Traditional genetic algorithms benefit from "crossover"—mixing genetic material from two parents. With a single prompt, there's nothing to cross over. GEPA still works because:

  • The proposer LLM provides intelligent mutations
  • The acceptance test prevents regression
  • The reflective dataset provides rich feedback

But you won't get the benefits of crossover with just one module. The adapter pattern we've built here can be extended to optimize multiple components—for example, you could optimize both instructions and model selection (using Agent.override(instructions=..., model=...)) to let GEPA explore combinations of prompts and models. For multi-agent systems, you could optimize prompts across several agents simultaneously, which is where GEPA's genetic crossover really shines.


We've built a complete prompt optimization pipeline that:

  1. Defines a structured task with pydantic-ai
  2. Creates a rich evaluation dataset with pydantic-evals
  3. Integrates with GEPA through a custom adapter
  4. Automatically improves prompts based on evaluation feedback

The key insights:

  • Agent.override() enables clean prompt injection without modifying agent definitions
  • pydantic-evals provides parallel evaluation, rich metrics, and observability
  • GEPA's reflective mutations are smarter than random search
  • The adapter pattern keeps components decoupled and reusable

The complete code is available in the pydantic-stack-demo repository. To run it:

# Clone the repository
git clone https://github.com/pydantic/pydantic-stack-demo?utm_source=gepa_blogpost
cd pydantic-stack-demo

# Set up your API key
export OPENAI_API_KEY='your-key'

# Sync dependencies
uv sync

# Run evaluation
uv run python pai-gepa-prompt-optimization/run_optimization.py eval

# Compare initial vs expert instructions
uv run python pai-gepa-prompt-optimization/run_optimization.py compare

# Run optimization
uv run python pai-gepa-prompt-optimization/run_optimization.py optimize --max-calls 50

Managed Variables: Logfire will soon support "managed variables" that make prompt injection even cleaner. Instead of agent.override(), you'll declare variables that can be modified at runtime and tracked in the Logfire UI.

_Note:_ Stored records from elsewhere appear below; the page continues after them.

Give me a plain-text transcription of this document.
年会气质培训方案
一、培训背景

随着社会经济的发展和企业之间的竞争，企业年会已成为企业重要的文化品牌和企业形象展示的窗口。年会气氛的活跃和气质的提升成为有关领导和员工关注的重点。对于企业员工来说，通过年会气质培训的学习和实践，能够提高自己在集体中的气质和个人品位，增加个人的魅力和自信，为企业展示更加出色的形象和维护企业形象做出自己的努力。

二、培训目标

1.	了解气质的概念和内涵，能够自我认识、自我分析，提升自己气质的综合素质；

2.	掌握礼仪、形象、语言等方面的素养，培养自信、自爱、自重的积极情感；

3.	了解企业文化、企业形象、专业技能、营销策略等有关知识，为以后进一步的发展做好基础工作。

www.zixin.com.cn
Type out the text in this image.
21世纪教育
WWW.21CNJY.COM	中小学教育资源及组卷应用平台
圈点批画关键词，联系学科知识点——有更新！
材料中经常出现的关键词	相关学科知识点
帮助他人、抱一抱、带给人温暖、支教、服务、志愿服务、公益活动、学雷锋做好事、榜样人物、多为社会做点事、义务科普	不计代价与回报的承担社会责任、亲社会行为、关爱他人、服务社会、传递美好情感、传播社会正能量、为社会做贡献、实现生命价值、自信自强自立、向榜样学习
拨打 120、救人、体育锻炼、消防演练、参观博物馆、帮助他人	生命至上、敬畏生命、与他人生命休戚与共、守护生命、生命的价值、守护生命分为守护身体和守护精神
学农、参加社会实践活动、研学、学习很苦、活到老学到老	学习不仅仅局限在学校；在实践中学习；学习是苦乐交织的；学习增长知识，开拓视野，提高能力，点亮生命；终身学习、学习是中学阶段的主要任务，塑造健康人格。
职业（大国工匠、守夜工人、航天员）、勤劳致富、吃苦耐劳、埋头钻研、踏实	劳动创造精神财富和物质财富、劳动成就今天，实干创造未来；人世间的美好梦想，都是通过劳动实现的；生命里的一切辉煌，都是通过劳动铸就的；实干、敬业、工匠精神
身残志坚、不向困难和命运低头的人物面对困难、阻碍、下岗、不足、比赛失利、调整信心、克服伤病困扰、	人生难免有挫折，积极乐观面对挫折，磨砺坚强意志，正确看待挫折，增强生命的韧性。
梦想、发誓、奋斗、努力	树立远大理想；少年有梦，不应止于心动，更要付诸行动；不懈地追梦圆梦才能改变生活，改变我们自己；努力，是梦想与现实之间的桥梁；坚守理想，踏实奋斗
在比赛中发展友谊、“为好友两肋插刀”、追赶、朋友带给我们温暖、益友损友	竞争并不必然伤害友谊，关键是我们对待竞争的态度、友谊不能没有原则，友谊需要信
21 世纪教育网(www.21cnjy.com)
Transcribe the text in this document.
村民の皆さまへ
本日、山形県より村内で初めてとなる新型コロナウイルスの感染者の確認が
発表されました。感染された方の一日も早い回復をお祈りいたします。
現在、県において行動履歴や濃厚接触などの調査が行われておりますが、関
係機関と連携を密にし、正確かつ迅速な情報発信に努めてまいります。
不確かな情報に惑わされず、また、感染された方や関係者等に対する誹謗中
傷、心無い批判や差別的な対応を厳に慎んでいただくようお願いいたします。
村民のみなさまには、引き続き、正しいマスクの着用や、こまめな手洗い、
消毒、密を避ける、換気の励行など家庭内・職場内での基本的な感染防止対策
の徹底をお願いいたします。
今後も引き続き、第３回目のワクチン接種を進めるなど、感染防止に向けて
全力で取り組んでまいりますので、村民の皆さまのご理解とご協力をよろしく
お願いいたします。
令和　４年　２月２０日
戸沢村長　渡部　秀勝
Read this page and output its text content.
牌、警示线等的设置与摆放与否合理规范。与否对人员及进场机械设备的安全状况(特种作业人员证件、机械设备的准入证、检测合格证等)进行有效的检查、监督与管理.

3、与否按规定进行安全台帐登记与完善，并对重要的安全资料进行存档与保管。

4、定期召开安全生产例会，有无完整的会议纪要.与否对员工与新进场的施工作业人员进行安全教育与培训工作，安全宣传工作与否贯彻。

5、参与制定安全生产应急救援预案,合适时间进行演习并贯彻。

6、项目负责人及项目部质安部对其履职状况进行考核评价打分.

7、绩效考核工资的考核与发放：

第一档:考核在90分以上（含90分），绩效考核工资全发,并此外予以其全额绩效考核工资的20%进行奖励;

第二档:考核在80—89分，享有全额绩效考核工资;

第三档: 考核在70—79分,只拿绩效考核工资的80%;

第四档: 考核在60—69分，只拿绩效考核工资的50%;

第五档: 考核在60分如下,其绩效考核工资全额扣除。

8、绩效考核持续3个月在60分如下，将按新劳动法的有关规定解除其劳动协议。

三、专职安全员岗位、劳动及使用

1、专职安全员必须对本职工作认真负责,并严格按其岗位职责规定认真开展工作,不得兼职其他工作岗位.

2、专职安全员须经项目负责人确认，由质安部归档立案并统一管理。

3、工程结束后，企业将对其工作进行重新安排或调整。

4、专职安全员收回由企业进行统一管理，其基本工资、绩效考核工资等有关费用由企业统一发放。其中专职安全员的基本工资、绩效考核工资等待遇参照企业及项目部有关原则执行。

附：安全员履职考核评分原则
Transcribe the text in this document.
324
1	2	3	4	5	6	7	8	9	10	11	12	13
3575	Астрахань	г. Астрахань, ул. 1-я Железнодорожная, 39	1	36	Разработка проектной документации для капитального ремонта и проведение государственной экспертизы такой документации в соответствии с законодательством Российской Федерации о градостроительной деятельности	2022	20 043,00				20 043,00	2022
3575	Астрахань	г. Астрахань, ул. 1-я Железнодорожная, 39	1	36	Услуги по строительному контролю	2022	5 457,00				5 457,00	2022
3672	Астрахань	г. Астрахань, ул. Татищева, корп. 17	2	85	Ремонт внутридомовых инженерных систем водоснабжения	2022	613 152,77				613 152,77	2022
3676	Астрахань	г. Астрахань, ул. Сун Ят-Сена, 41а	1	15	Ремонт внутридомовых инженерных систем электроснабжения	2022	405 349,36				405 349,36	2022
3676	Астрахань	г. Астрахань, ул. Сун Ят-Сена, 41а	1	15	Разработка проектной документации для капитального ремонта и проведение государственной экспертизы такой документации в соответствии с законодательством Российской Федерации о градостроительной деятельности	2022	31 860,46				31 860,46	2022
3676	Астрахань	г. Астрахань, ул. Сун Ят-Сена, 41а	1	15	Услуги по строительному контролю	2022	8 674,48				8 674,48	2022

Improved GEPAAdapter: We're working on an updated adapter that will optimize arbitrary structs—not just a single instructions string. This will support multiple structs and treat fields within a single struct as separate modules, enabling true genetic crossover between prompt components.

Online Optimization: We're also adapting a GEPA-like algorithm to run continuously in production against Logfire traces, automatically improving prompts based on real user interactions.